UPDATE: I just spent a loooong time manually upgrading WordPress again by deleting most files and selectively uploading the WordPress 2.6 components all over again. The miracle is that the site is still here, but the inline comments still don’t work. Somewhere among several thousand files is one that needs to be there and isn’t. Anyway, there’s a new feature that does work, and that’s that you can now edit your comments for up to 10 minutes after posting. The time limit is adjustable, so let me know if 10 minutes isn’t long enough. The default setting is five minutes, BTW.

By John H. Farr, August 4, 2008, 6:23 am

I can’t believe I just did this…

Using the WordPress Automatic Update plugin (WPAU), I actually upgraded from WordPress 2.5 to 2.6 successfully. Not without a lot of hassle, but successfully.

The first thing that happened was that after the upgrade, I couldn’t log back in to my administrative dashboard. No way, no how. So I googled for an answer and learned that there’s a damn bug in the WPAU, and that the only way to log back in is to delete your browser cookies! AAAAGHH!!! Fortunately, Safari let me see a list of all the cookies — there were hundreds, at least — which meant that I could selectively delete the half-dozen or so that seemed to be related to the blog.
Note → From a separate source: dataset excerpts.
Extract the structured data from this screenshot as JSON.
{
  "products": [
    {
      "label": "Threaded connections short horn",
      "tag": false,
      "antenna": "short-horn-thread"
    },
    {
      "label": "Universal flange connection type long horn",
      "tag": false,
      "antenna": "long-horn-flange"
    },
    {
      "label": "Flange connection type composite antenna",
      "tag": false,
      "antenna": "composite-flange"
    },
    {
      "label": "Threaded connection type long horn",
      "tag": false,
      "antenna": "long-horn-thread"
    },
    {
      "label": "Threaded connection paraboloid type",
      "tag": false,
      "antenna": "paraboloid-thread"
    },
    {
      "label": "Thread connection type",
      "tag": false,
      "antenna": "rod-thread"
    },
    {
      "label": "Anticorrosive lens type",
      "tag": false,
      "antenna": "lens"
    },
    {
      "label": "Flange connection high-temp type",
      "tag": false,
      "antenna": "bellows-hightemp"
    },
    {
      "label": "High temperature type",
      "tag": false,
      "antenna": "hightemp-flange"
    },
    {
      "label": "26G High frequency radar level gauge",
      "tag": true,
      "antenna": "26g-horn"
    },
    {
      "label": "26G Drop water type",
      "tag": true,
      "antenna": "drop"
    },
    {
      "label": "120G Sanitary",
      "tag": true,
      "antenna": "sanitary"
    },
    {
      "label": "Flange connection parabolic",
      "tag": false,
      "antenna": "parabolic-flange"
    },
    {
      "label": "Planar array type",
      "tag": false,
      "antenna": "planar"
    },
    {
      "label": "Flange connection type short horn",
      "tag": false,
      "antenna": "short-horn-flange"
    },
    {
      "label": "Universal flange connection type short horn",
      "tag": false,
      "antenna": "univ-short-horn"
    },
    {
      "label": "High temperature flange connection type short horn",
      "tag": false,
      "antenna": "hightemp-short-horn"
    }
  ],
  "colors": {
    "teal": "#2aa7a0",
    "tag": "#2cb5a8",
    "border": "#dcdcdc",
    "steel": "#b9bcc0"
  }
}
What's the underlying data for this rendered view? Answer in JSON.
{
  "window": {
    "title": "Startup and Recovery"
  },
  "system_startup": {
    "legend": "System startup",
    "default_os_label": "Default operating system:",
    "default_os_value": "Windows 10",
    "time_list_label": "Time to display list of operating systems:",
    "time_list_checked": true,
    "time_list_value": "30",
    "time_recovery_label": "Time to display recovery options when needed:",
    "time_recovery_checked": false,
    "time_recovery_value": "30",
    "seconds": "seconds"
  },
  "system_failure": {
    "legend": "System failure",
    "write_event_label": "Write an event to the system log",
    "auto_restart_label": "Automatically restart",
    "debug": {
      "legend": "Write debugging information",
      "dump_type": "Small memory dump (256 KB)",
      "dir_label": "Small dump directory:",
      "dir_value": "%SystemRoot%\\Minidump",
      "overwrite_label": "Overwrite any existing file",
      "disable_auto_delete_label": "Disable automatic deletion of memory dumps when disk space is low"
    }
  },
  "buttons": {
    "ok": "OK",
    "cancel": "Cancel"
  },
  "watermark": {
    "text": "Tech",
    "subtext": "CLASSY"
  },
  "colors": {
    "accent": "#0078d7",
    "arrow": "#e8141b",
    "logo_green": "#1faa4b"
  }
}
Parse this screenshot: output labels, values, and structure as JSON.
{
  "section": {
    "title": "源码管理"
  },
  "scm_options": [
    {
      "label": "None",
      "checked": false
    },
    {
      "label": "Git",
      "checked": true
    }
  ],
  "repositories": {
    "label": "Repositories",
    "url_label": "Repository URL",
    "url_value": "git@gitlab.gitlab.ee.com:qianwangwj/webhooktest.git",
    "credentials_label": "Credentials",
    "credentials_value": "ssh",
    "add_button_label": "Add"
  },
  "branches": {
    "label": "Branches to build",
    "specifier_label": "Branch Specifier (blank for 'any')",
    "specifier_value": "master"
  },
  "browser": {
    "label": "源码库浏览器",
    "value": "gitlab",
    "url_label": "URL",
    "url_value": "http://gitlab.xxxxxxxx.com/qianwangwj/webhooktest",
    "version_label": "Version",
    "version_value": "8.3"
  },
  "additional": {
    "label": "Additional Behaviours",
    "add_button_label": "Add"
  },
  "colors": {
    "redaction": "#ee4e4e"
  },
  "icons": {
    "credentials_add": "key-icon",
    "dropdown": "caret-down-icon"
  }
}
Good Lord, it worked!

Once I was able to actually finish up and everything was running right, I promptly messed it up again by changing one little piece of the blog address in the “general settings” just to see what that would do — too smart by half, I am — which left me utterly unable to log in again to the dashboard… Things were so FUBAR, nothing worked, including a succession of new passwords I kept requesting and trying. Then I had an idea:

Since I’d already backed up the database earlier in the evening, I decided to log into the MySQL database server at my hosting service and import the previous database, which hopefully still retained the correct blog address setting. Big risk! But by that point, what did I have to lose? Well, what do you know, it worked. High geekery, chilluns, but I saved the site.

Then of course I had to request yet another new password to log in, and this time it worked, and after that I had to go back in and update everything I’d tweaked before I replaced the new database with the old one, which is why it’s now 3:00 a.m. But everything works! I think…

Don’t try this at home! Okay, I did, but I didn’t have a choice, and it was good for me to see I could actually fix it. There’s no better way to learn than to make as many mistakes in as short a time as possible, hoo boy. And that’s why you’re now viewing version 2.6 of this WordPress blog installation, which seems to be a good bit snappier.

And now, to bed.

UPDATE: Arrghh. It appears that upgrading to version 2.6 has broken the inline comments. I’ll see what I can do. In the meantime, the old-fashioned comments work just fine.

By John H. Farr, August 2, 2008, 3:13 am

It must drive feed subscribers nuts when I delete posts, which I do quite often. Apparently the content is still out there for a while (12 hours?), even if I thought I’d disappeared it. And if you try to find it later, you get a 404 error!

But it is a shame that comments disappear with the posts. A new visitor to FarrFeed had said some truthful things that deserved a longer life than just a couple of hours, and I regret that. These things happen because no one should ever blog when insane, yet so many people do. Go figure.